6. The method of claim 5,
The step of constructing the integrated video segment
Determining, via a plurality of third layers included in the second neural network, a probability that the generated one or more future image frames are substantially continuous to the image segment; And
And feedbacking the determined probability value to the first layer and the second layer to regenerate the one or more future image frames.

The method according to claim 1,
The step of determining the action type and the action point
Acquiring a feature map by combining attribute information extracted from a last layer among a plurality of layers included in the third neural network; And
Applying the feature map to the first classifier as input data to identify the behavior type of the object in the integrated image segment and applying the result of the first classifier to the input data of the second classifier, Detecting whether a point at which a behavior is manifested corresponds to an end or a starting point of the behavior type.

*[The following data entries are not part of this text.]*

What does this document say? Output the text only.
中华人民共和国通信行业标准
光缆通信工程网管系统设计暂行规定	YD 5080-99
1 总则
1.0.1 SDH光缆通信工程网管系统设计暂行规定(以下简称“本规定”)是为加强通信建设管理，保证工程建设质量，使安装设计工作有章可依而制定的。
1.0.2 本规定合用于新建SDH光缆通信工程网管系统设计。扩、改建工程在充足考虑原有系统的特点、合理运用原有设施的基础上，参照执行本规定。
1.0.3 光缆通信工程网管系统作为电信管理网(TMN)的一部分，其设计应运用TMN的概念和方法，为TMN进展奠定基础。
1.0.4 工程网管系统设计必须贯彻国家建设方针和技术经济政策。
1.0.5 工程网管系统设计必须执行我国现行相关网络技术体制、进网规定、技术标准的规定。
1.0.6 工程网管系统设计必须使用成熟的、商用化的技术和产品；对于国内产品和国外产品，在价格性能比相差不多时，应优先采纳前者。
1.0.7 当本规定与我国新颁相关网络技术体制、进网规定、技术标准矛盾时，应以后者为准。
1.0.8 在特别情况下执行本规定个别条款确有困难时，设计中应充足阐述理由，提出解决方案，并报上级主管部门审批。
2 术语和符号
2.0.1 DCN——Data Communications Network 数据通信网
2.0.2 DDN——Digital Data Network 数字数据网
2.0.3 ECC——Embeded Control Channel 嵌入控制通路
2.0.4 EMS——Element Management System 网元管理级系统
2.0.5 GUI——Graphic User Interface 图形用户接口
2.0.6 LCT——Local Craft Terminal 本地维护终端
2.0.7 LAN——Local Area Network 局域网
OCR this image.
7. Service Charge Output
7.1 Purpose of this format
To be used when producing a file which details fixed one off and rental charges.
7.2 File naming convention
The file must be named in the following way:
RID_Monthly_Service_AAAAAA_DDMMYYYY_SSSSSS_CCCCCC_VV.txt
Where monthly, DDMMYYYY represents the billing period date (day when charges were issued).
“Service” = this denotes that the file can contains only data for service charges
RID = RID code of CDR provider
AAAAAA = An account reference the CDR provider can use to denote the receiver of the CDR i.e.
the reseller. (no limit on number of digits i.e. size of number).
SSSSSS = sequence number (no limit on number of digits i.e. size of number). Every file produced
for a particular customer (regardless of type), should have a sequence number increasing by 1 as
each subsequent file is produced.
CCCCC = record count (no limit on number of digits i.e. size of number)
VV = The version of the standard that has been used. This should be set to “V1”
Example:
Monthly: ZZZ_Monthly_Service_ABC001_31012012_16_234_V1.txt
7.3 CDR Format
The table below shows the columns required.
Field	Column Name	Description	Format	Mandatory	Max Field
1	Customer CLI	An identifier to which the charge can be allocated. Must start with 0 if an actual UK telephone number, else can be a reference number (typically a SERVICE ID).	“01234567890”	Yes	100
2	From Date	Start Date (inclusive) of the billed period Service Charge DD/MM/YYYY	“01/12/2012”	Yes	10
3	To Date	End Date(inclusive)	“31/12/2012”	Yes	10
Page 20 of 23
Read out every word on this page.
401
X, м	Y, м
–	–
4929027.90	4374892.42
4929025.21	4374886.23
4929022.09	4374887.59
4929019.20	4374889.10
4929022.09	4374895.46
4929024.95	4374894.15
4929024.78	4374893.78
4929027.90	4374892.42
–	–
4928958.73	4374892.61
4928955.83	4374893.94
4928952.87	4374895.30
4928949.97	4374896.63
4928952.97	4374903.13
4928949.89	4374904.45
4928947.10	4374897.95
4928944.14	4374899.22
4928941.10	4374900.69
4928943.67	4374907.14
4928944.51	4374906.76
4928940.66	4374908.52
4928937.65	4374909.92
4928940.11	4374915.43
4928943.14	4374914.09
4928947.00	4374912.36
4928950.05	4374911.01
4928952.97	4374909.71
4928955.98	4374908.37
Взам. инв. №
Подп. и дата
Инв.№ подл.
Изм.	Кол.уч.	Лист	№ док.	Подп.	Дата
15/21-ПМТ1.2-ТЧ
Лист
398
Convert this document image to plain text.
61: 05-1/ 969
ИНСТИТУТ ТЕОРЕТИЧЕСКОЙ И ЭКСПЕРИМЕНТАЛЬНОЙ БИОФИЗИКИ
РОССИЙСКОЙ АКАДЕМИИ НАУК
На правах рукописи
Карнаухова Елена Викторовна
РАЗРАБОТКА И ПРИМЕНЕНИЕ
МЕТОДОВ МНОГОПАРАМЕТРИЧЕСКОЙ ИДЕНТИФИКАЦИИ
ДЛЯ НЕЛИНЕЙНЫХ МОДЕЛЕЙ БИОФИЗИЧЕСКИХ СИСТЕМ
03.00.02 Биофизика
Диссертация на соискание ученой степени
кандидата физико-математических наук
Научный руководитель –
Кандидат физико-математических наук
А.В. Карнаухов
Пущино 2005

A memory for storing a program for recognizing an action of an object included in the image; And
And a processor for executing the program,
The processor, as the program is executed,
Acquiring an image segment, determining whether an action of the object exists in the image segment through the first neural network,
If there is an action of an object in the image segment, constructing an integrated image segment by generating one or more future image frames continuing to the image segment through a second neural network, Detecting an action type and an action point of the object,
Wherein the first neural network is learned independently and the second neural network and the third neural network are learned dependently.

9. The method of claim 8,
Wherein the second neural network is learned based on a value of a loss function of the third neural network and the third neural network is learned based on a result value of the second neural network.

9. The method of claim 8,
The processor
Acquiring a feature map by combining attribute information extracted from a last layer among a plurality of layers included in the first neural network, applying the feature map to input data to a binary classifier included in the first neural network, And determines whether or not there is an action of the object in the segment.

9. The method of claim 8,
The processor
Acquiring a feature map by combining attribute information extracted from a last layer among a plurality of first layers included in the second neural network, and acquiring the feature map through a plurality of second layers included in the second neural network One or more future image frames in which attribute information of the image segment is modified or feature information of other images previously stored is synthesized,
And the one or more future image frames are added to the image segment to form the integrated image segment.

9. The method of claim 8,
The processor
Acquiring a feature map by combining attribute information extracted from a last layer among a plurality of layers included in the third neural network, and applying the feature map to the first classifier as input data to determine a behavior type of the object in the integrated image segment And detecting whether the time at which the behavior of the object in the integrated image segment is manifested corresponds to the end or the start time of the behavior type by applying the result value of the first classifier to the input data of the second classifier In behavior recognition device.

A computer-readable recording medium recording a program for performing the method according to any one of claims 1 to 7 on a computer.